I’m reading some of my work at the Winchester Poetry Festival later this week and I am terrified. My work in marketing means I have plenty of practice in public speaking and it never really phases me. However, the idea of standing in front of a discerning poetry audience - on stage with what I consider to be the real grown-ups - I am scared I’ll get laughed at, found out or perhaps struck with a case of situational Tourettes Syndrome. Intellectually, I know they are unfounded fears but in my heart, there remains a nagging terror that I can’t quite excise.
The circumstance reminds me of the time I read a poem at the wedding of one of my best friends. Although the work wasn’t mine, I felt such pressure to get it right. I was confident in the poem I’d chosen but still, to stand in front of the congregation immediately after the fateful pronouncement of “husband and wife” seemed like a monumental task. I practised until I could recite the work without the words in front of me (I practised so much, in fact, that ten years later I still can) and until I knew how the poem worked. Reading my own work, then, I should be at an advantage – I already know all the workings, how it moves and breathes across the page.

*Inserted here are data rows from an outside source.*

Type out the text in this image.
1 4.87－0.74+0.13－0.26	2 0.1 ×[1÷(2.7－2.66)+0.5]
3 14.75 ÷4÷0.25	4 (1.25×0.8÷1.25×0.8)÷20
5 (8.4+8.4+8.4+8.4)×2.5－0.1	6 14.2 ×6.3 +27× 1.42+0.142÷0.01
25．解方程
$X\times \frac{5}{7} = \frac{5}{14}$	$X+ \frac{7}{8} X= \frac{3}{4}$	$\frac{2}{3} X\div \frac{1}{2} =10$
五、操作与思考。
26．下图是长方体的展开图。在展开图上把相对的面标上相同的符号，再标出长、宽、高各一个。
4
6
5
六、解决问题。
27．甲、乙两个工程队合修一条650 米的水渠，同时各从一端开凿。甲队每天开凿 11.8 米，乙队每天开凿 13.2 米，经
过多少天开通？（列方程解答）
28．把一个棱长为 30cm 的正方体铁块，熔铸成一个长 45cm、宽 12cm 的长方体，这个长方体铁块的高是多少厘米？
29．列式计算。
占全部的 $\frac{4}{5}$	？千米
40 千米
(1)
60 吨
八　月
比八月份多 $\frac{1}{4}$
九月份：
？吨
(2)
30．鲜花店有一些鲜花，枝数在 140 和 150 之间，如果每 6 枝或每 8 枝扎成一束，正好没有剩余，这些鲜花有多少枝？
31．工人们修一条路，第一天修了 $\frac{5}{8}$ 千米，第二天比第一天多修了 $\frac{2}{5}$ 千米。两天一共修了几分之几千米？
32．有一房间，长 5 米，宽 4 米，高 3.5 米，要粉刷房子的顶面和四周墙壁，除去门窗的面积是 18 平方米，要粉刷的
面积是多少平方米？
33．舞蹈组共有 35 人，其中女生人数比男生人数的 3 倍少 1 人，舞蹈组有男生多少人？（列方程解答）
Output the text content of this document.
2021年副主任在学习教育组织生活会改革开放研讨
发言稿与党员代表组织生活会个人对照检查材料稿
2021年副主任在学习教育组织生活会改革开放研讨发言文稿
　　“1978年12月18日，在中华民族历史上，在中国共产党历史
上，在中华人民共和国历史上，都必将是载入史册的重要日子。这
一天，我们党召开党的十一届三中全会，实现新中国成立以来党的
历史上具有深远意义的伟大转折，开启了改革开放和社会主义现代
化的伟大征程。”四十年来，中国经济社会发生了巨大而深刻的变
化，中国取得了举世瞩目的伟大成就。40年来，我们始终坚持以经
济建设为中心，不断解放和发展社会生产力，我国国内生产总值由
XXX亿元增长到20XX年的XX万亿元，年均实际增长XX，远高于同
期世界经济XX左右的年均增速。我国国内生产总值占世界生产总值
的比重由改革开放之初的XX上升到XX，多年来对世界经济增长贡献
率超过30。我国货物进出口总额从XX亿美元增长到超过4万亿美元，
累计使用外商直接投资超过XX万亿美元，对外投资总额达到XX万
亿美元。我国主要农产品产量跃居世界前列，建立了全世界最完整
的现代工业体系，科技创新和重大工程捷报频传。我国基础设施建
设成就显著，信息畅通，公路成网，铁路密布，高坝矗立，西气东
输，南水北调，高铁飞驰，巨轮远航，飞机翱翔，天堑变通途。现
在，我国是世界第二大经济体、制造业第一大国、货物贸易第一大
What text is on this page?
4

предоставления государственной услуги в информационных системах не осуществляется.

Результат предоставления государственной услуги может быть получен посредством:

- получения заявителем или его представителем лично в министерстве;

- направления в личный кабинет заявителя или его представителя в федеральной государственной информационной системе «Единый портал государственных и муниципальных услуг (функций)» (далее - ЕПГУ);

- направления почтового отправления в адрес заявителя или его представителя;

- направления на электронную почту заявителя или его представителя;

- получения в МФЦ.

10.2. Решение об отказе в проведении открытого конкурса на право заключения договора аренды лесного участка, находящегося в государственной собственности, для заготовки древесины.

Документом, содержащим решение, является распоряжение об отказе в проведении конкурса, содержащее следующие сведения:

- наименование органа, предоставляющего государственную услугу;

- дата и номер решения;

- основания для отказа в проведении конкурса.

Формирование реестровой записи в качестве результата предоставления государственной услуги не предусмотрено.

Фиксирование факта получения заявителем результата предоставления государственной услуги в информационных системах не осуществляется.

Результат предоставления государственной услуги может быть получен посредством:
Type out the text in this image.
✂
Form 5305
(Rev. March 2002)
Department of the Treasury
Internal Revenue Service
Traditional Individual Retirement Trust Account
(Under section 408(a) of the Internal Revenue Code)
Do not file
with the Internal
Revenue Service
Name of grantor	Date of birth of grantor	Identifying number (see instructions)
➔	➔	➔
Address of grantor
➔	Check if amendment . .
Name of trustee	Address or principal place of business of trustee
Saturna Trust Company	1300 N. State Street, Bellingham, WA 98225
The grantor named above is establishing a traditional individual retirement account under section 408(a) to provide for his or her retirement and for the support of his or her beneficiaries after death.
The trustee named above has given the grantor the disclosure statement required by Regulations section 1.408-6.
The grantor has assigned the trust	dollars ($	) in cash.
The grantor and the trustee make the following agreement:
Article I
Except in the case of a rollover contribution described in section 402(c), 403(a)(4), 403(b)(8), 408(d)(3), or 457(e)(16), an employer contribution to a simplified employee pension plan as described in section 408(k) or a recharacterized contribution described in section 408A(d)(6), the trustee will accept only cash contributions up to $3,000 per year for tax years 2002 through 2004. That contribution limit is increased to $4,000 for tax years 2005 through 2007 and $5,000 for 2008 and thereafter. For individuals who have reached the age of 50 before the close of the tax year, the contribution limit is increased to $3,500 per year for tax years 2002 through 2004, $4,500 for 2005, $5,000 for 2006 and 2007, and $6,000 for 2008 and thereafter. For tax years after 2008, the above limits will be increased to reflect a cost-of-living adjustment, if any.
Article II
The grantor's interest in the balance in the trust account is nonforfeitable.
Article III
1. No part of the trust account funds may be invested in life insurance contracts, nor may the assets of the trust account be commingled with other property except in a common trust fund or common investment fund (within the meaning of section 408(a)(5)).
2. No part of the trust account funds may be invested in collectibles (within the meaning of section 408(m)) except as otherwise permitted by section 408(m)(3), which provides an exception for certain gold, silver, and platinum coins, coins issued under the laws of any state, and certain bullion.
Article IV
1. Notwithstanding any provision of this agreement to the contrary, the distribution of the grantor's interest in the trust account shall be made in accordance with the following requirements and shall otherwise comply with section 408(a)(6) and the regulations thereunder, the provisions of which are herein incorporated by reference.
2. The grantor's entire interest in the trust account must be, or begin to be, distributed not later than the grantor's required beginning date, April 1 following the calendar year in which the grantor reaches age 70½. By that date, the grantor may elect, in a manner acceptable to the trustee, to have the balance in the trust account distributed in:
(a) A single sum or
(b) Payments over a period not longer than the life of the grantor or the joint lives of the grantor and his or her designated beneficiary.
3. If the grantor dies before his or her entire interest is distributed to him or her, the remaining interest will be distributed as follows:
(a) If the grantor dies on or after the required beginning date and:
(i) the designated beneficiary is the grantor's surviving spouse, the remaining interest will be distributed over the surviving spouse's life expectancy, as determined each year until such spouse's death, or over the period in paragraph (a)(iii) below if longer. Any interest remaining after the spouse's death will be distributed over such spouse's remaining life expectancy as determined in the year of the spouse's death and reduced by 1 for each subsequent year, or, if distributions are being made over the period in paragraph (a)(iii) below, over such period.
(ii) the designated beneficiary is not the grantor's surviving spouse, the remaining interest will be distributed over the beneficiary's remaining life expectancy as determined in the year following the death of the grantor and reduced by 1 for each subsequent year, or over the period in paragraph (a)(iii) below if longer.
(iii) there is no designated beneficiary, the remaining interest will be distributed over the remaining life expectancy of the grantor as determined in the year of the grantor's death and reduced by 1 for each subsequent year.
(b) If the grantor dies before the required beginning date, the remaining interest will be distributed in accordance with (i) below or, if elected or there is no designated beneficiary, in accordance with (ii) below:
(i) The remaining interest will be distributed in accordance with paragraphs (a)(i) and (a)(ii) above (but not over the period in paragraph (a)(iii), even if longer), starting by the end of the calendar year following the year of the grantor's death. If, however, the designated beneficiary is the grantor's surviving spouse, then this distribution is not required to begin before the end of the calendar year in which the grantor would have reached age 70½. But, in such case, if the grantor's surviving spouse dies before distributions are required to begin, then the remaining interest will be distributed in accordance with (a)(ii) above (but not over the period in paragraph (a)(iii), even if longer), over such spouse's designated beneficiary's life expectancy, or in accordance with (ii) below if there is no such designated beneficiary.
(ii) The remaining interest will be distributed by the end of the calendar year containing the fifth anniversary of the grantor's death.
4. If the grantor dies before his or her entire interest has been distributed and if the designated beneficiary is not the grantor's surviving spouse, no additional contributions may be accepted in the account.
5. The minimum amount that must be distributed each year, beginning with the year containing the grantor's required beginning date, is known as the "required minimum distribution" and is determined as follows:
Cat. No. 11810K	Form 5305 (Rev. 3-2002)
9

In the end, the reading at the wedding went very well and there wasn’t a dry eye in the house. That is mostly down to the situation – I can’t imagine there has ever been a heckler during a reading at a wedding – but it is also because words have their own power and magic when spoken out loud. As a child, I was lucky enough to be read to by parents who also loved language and reading. No one could deliver a zany Roger McGough poem quite like my Dad, and no one ever will. He trusted in the writing, leaning into the humour of the situation and expressing the music in the language. My Dad died two years ago and it forms a little crack in my heart when I think of how he can’t be in Winchester to support me. In some way, he is the person I’m reading for at this festival; I want to honour all those bedtime stories delivered so impeccably. I want it to be perfectly clear that I did listen and it made all the difference in the world to me.
What does this mean for the reading at Winchester Poetry Festival? I can put a big tick next to column labelled practice, and although the situation is not as personal as a wedding or a child’s bedtime story, I’ll be reading in a creative, positive atmosphere so that’s another tick. Have I reasoned myself out of my fear?
Not quite - there is a third element and I think that might be the one where my fear resides. What the wedding reading and my Dad’s bedtime stories have in common are that they were carried out in love. At the wedding, I put my heart into what I was saying and when he read to me at night, Dad would make up the voices and accentuate the rhythms of the writing that would seem daft to the outside world but showed how much he, too, cared about the bedtime story. I know that at every good reading, the speaker lets the love pour out of them and that’s a vulnerable position to be in. Do I dare to stand on a stage and let all the love pour out of my mouth? Do I dare risk looking like a fool to share what’s truly in my heart and in my mind?
I am my father’s daughter – I have to.